The bias of international media against India: Arti Tikoo Singh
Journalist Tikoo called the panel “prejudiced, biased, a setup against India and in favour of Pakistan.”
“In confronting the Pakistan sponsored militancy, the Indian army and state police have also committed grave human rights abuses. However, what the foot-soldiers of the Pakistani military and ISI have done to ordinary Kashmiri Muslims in the last 30 years, pales in comparison to the human rights violations committed by the Indian state.”
“But ironically, the perpetrator of violence in Kashmir has been projected as the victim of human rights abuse; violence and threats of violence have been presented as dissent. In none of the great democracies like the United States or those in Europe, have terror acts especially sponsored by a rival state, been legitimised by calling it dissent.”

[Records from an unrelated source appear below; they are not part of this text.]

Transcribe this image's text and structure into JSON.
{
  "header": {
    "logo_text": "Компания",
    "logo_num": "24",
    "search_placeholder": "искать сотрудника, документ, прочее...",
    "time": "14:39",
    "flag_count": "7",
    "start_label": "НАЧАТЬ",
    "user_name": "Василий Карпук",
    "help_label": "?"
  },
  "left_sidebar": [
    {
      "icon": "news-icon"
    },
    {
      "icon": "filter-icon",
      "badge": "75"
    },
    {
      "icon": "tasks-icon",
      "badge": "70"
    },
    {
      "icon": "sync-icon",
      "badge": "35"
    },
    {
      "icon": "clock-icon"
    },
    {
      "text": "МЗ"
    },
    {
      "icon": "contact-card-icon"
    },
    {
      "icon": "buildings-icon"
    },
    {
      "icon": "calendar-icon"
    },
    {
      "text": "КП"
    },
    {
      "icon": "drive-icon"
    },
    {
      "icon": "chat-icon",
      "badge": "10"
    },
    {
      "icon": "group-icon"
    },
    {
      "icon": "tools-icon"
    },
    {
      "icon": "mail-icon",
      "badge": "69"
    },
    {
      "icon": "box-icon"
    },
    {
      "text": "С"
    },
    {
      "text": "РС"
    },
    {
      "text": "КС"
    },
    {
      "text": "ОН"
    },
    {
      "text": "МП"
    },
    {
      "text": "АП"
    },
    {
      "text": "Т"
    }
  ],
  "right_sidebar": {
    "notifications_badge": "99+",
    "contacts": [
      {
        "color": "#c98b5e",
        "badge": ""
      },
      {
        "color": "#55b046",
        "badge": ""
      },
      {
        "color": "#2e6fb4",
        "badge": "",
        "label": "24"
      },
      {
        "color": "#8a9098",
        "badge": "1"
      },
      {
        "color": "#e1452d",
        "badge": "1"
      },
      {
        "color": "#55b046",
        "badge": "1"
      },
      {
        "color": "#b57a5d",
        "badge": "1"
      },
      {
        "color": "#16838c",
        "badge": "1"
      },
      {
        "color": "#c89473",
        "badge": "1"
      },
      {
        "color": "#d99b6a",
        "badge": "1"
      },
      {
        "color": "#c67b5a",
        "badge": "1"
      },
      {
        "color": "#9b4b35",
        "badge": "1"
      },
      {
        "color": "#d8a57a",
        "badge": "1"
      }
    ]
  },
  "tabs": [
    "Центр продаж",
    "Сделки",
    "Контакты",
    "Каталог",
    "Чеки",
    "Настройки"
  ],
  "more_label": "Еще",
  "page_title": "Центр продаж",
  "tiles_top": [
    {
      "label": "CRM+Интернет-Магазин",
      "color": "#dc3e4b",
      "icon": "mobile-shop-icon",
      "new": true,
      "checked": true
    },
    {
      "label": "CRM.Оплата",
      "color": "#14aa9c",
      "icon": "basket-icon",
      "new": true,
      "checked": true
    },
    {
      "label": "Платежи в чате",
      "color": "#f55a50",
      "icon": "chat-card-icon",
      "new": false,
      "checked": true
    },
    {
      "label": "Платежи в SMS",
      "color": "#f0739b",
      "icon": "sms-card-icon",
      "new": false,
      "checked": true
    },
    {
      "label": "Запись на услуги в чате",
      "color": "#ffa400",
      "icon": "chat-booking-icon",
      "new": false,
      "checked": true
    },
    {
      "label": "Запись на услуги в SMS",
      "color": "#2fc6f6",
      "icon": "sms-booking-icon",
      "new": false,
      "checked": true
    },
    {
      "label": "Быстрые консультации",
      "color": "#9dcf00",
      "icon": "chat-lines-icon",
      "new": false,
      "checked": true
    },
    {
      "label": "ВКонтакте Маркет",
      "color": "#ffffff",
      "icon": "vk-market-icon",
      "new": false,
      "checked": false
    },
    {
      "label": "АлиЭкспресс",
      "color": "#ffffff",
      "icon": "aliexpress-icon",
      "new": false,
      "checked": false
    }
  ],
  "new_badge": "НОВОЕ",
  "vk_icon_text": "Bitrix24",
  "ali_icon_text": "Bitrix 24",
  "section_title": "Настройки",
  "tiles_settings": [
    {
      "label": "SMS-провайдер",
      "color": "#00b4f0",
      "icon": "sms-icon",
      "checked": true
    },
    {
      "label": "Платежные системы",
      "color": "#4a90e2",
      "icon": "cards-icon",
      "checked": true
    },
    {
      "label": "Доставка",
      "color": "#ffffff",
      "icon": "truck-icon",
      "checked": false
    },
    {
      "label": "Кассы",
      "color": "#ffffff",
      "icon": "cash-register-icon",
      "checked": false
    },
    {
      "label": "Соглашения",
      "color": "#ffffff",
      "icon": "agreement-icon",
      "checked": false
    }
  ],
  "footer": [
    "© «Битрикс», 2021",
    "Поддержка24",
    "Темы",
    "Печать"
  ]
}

She also cracked down on the international media for presenting a “distorted reality of Kashmir.” “While they are rightly highlighting the instances of violations committed by the Indian security, the story is often presented without context and historical understanding and it also carries a lot of certitude and self-righteousness of a narrative that helps the perpetrators and not the human rights abuse in Kashmir,” she added.
“To be clear, arbitrary arrests, shrinking of space for the peaceful expression of views, and restrictions on freedom of assembly and other democratic rights have long been a feature of life in Kashmir. What is new is the acute and extreme nature of the restrictions, the contempt for all democratic norms, and putting an end to all possibility for dialogue with Kashmiris who seek justice, dignity, freedom, and self-determination” Nitasha Kaul
Kashmiri dissent pathologized by Indian state: Dr Angana Chatterji
She gives a timeline of issue of prevalent militancy in the valley since the 1990s to now and how that has been funded and empowered by local and cross-border militancy received support from Pakistan, including from the misogynist Inter-Services Intelligence (ISI).
“It reportedly ended in 2002, following pressure from the United States. However, foreign machinations are not evidenced in the massive call to local dissent by Kashmiri civil society since 2004-06, and through the summer of 2009, 2010, 2016, 2018, and following August 5, 2019, despite the lockdown, for example. By the Indian state’s own admission, incidents of armed militancy that have taken place and may reportedly be linked to foreign groups or institutions, have abated,” Chatterji says.
“Human rights violations and crimes by state institutions and forces target civilians in Kashmir as a method in containment,” she adds to her argument.